Now, in a study published in Bioscience, researchers have combined Google Earth images and data from tagged seals to make a more precise estimation of the population. Their conclusion: there may be a lot more gray seals living along the East Coast than previously thought.

“Past surveys based on traditional methods of counting … counted about 15,000 seals off the southeastern Massachusetts coast,” David Johnston, a marine conservation ecologist at Duke University, said in a statement. “Our technology-aided aerial survey, which used Google Earth imagery in conjunction with telemetry data from tagged animals, suggests the number is much larger—between 30,000 and 50,000.”

seals from space
With hi-res satellite images like this, scientists counted gray seals from space. Google Earth via David Johnston

Johnston and his colleagues used high-res images from Google Earth to count how many seals were hanging out on the beaches over several years. They also analyzed more than 8,000 hours of tracking data from tagged seals to try to determine how many would be in the water at any given time, hence the upper limit of their estimate.

With extremely high-resolution imagery coming back from many commercial satellites, the authors argue that this can provide an inexpensive alternative to older methods of estimating a population size—especially when the imagery is paired with tagging data.

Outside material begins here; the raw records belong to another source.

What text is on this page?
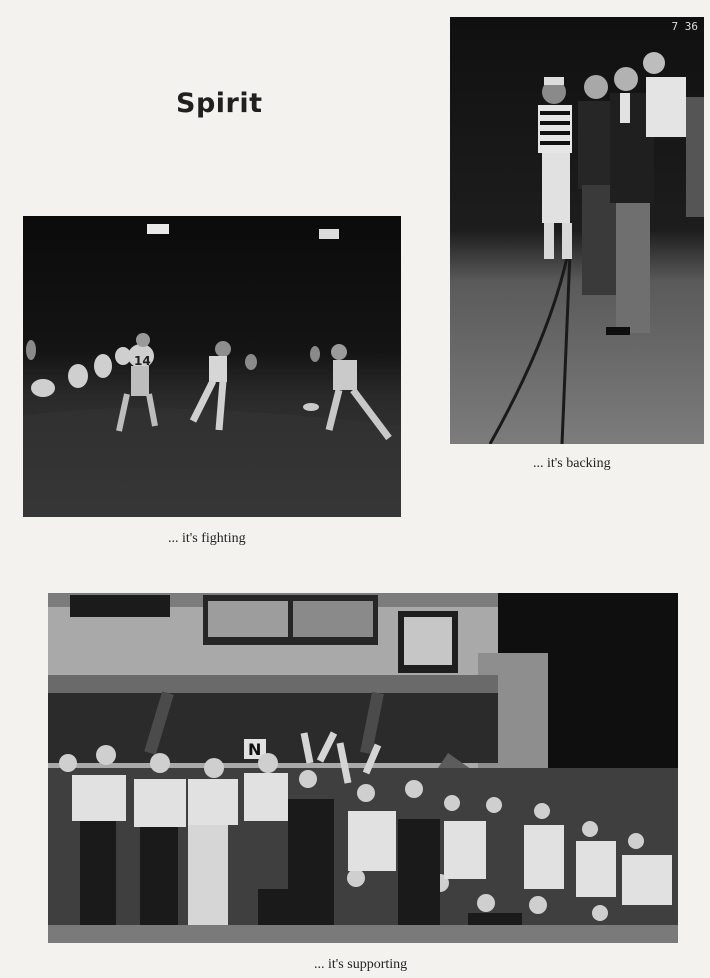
Spirit
14
... it's fighting
7 36
... it's backing
N
... it's supporting
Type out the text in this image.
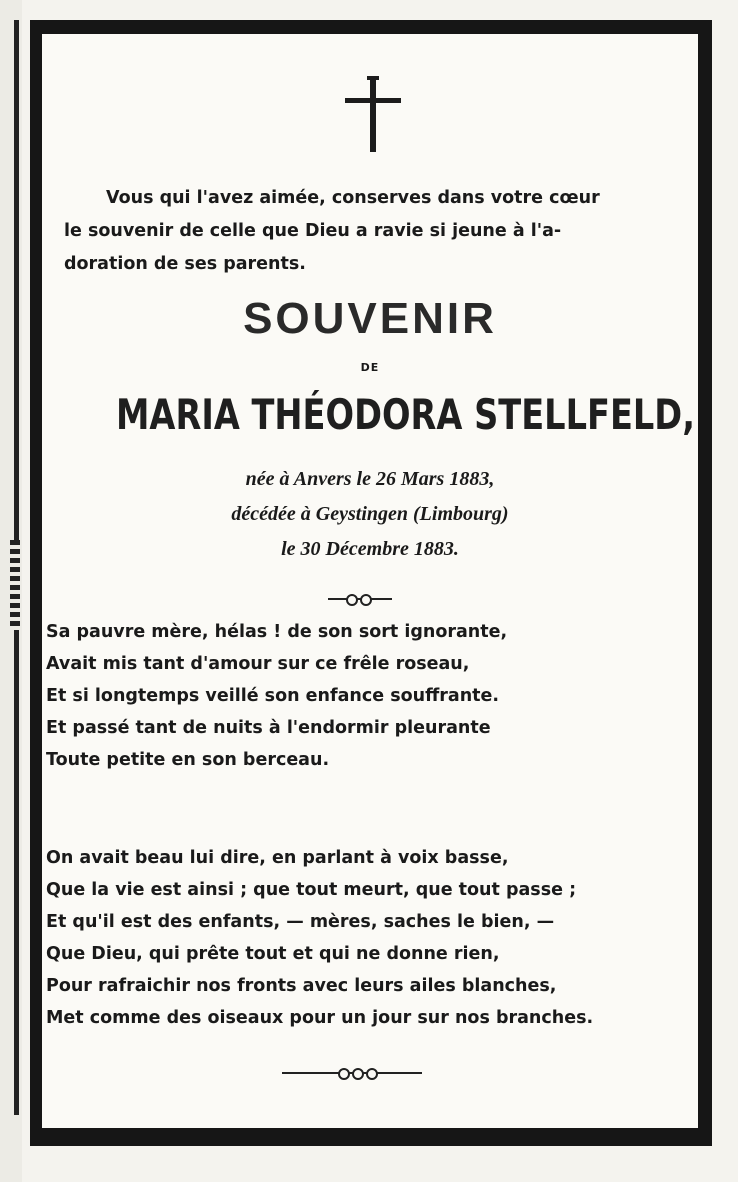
Vous qui l'avez aimée, conserves dans votre cœur
le souvenir de celle que Dieu a ravie si jeune à l'a-
doration de ses parents.

SOUVENIR

DE

MARIA THÉODORA STELLFELD,

née à Anvers le 26 Mars 1883,
décédée à Geystingen (Limbourg)
le 30 Décembre 1883.

Sa pauvre mère, hélas ! de son sort ignorante,
Avait mis tant d'amour sur ce frêle roseau,
Et si longtemps veillé son enfance souffrante.
Et passé tant de nuits à l'endormir pleurante
Toute petite en son berceau.

On avait beau lui dire, en parlant à voix basse,
Que la vie est ainsi ; que tout meurt, que tout passe ;
Et qu'il est des enfants, — mères, saches le bien, —
Que Dieu, qui prête tout et qui ne donne rien,
Pour rafraichir nos fronts avec leurs ailes blanches,
Met comme des oiseaux pour un jour sur nos branches.
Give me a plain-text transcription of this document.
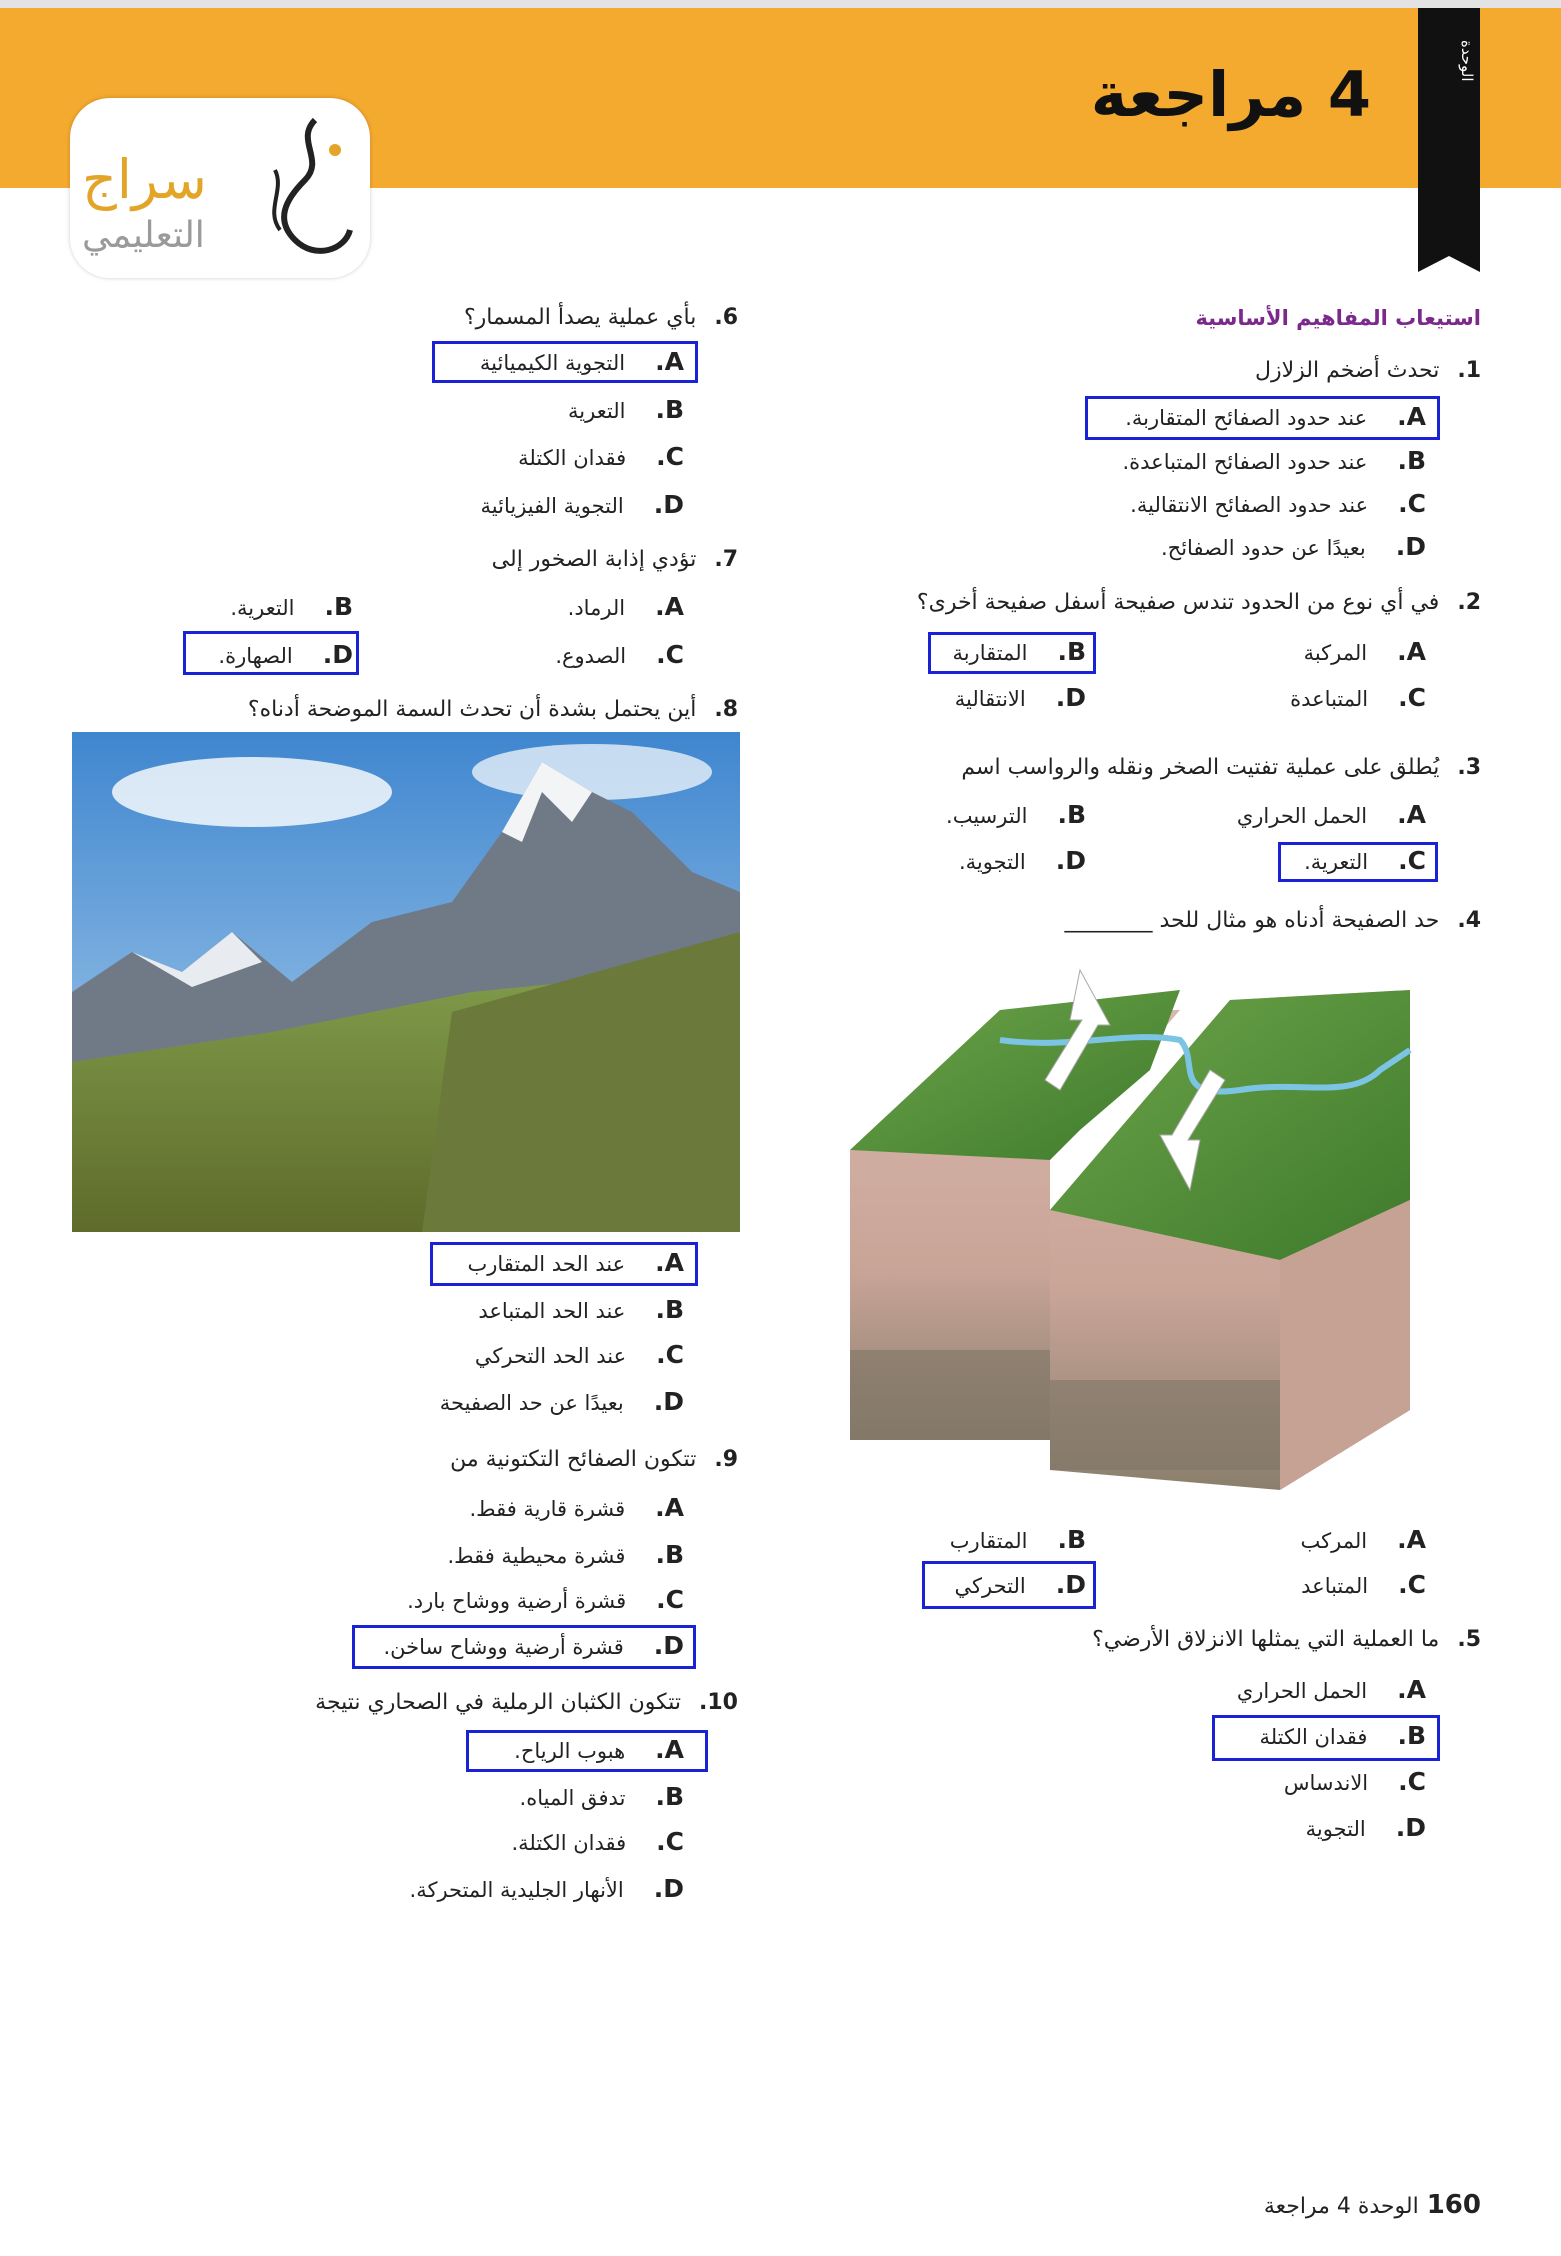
4 مراجعة	الوحدة
سراج
التعليمي
استيعاب المفاهيم الأساسية
1.تحدث أضخم الزلازل
A.عند حدود الصفائح المتقاربة.
B.عند حدود الصفائح المتباعدة.
C.عند حدود الصفائح الانتقالية.
D.بعيدًا عن حدود الصفائح.
2.في أي نوع من الحدود تندس صفيحة أسفل صفيحة أخرى؟
A.المركبة
B.المتقاربة
C.المتباعدة
D.الانتقالية
3.يُطلق على عملية تفتيت الصخر ونقله والرواسب اسم
A.الحمل الحراري
B.الترسيب.
C.التعرية.
D.التجوية.
4.حد الصفيحة أدناه هو مثال للحد ________
A.المركب
B.المتقارب
C.المتباعد
D.التحركي
5.ما العملية التي يمثلها الانزلاق الأرضي؟
A.الحمل الحراري
B.فقدان الكتلة
C.الاندساس
D.التجوية
6.بأي عملية يصدأ المسمار؟
A.التجوية الكيميائية
B.التعرية
C.فقدان الكتلة
D.التجوية الفيزيائية
7.تؤدي إذابة الصخور إلى
A.الرماد.
B.التعرية.
C.الصدوع.
D.الصهارة.
8.أين يحتمل بشدة أن تحدث السمة الموضحة أدناه؟
A.عند الحد المتقارب
B.عند الحد المتباعد
C.عند الحد التحركي
D.بعيدًا عن حد الصفيحة
9.تتكون الصفائح التكتونية من
A.قشرة قارية فقط.
B.قشرة محيطية فقط.
C.قشرة أرضية ووشاح بارد.
D.قشرة أرضية ووشاح ساخن.
10.تتكون الكثبان الرملية في الصحاري نتيجة
A.هبوب الرياح.
B.تدفق المياه.
C.فقدان الكتلة.
D.الأنهار الجليدية المتحركة.
160الوحدة 4 مراجعة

Traditionally, scientists would capture some animals, mark them, then see how many of those marked animals can be found again later to extrapolate how big the entire population is. Or they would charter an airplane or helicopter ride to do aerial counts. By contrast, this study used tagging data from just eight seals to estimate how much time the average seal spends at sea versus on land.

Not everyone is happy with the pinniped’s population explosion—particularly fisherman, who see them as competition for fish stocks. In recent years, some groups have advocated for culling the number of gray seals. Johnston says that not only would that be illegal, but it would also be premature.

“We know almost nothing about what gray seals eat, how and where they forage, and whether they interact in an ecological way with fisheries,” he says. “There is very little evidence that culling seals will increase fishery yields or provide positive effects on the local ecosystem.”

“The really cool thing here,” says Johnston, “is that the recovery of gray seals is a conservation success. It tells us that if we stop doing bad things to marine species, they can recover. That’s important for people to realize. If we invest in conservation we can get the job done.”